Arpa Piemonte evidenzia inoltre che, nello stesso intervallo, gran parte delle sezioni idrometriche considerate mostrano deficit superiori al 40% rispetto alla media storica. L’agenzia sintetizza la situazione con la definizione di condizioni idriche complessivamente deficitarie, in linea con il peggioramento registrato lungo diversi tratti misurati.
siccità nel bacino: tanaro, scrivia e po a monte della dora baltea
Lo scenario siccitoso non riguarda il solo Po. L’indice sintetico di siccità segnala condizioni di sicità severa su tutto il bacino del Tanaro, la Scrivia e il Po a monte della confluenza con la Dora Baltea. Il quadro è coerente con l’assenza di piogge e con l’andamento legato al caldo richiamato nelle valutazioni sul territorio.
Per quanto riguarda le precipitazioni, le medie di giugno 2026 sul bacino del Po si attestano su 62 mm, valore associato a un deficit del 36% rispetto alla media mensile storica del periodo 1991-2020.

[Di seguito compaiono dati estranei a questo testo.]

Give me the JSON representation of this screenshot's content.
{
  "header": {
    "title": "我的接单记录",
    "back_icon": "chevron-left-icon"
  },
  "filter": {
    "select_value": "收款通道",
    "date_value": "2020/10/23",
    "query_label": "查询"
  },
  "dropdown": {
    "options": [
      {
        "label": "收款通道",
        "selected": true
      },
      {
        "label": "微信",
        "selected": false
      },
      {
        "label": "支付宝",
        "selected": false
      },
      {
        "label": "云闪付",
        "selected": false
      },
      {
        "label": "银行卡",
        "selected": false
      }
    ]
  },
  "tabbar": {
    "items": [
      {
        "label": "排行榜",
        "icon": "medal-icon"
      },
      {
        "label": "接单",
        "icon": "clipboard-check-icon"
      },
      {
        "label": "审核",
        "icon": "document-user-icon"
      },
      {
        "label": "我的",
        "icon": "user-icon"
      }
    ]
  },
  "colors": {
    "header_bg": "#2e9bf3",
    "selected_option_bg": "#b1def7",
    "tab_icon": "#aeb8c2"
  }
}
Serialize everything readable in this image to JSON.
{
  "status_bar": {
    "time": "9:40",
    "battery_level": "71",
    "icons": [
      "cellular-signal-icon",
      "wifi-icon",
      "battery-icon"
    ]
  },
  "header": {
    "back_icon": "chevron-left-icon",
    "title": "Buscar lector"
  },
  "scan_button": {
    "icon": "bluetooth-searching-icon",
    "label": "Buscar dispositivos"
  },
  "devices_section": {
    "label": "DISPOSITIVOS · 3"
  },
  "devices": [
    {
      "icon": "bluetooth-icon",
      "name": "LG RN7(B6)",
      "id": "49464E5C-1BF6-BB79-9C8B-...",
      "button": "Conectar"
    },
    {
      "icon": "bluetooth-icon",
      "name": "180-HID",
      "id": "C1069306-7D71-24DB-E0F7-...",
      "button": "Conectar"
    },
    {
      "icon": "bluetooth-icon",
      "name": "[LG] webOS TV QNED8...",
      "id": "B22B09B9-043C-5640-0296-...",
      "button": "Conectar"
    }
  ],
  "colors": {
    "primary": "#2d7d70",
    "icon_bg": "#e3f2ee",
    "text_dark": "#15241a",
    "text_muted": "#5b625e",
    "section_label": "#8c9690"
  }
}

stato d’emergenza in valutazione: richiesta regionale e tavolo operativo
Il presidente della Regione Piemonte, Alberto Cirio, ha dichiarato la disponibilità a procedere con la richiesta dello stato d’emergenza nel caso in cui le condizioni metereologiche non dovessero migliorare. L’indicazione è stata espressa in occasione del tavolo riunito a Torino per affrontare le difficoltà legate all’agricoltura e all’approvvigionamento idrico, causate dal caldo e dall’assenza di piogge.
La posizione della Regione si collega direttamente ai dati comunicati da Arpa Piemonte, che descrivono un andamento con deficit idrologici rilevanti e una situazione che coinvolge aree e bacini differenti, con livelli di scostamento significativi rispetto alle medie storiche.
quadro della richiesta e contesto istituzionale
Il confronto avviato a Torino rappresenta il passaggio operativo con cui la Regione intende gestire l’emergenza legata alla carenza d’acqua. La dichiarazione di pronta attivazione della procedura per lo stato d’emergenza viene collegata all’evoluzione delle condizioni metereologiche e all’impatto concreto su agricoltura e approvvigionamento.
La lettura dei parametri idrometrici conferma la necessità di monitoraggio e di decisioni tempestive, considerato che molte sezioni registrano deficit marcati e che la siccità risulta severa su più bacini.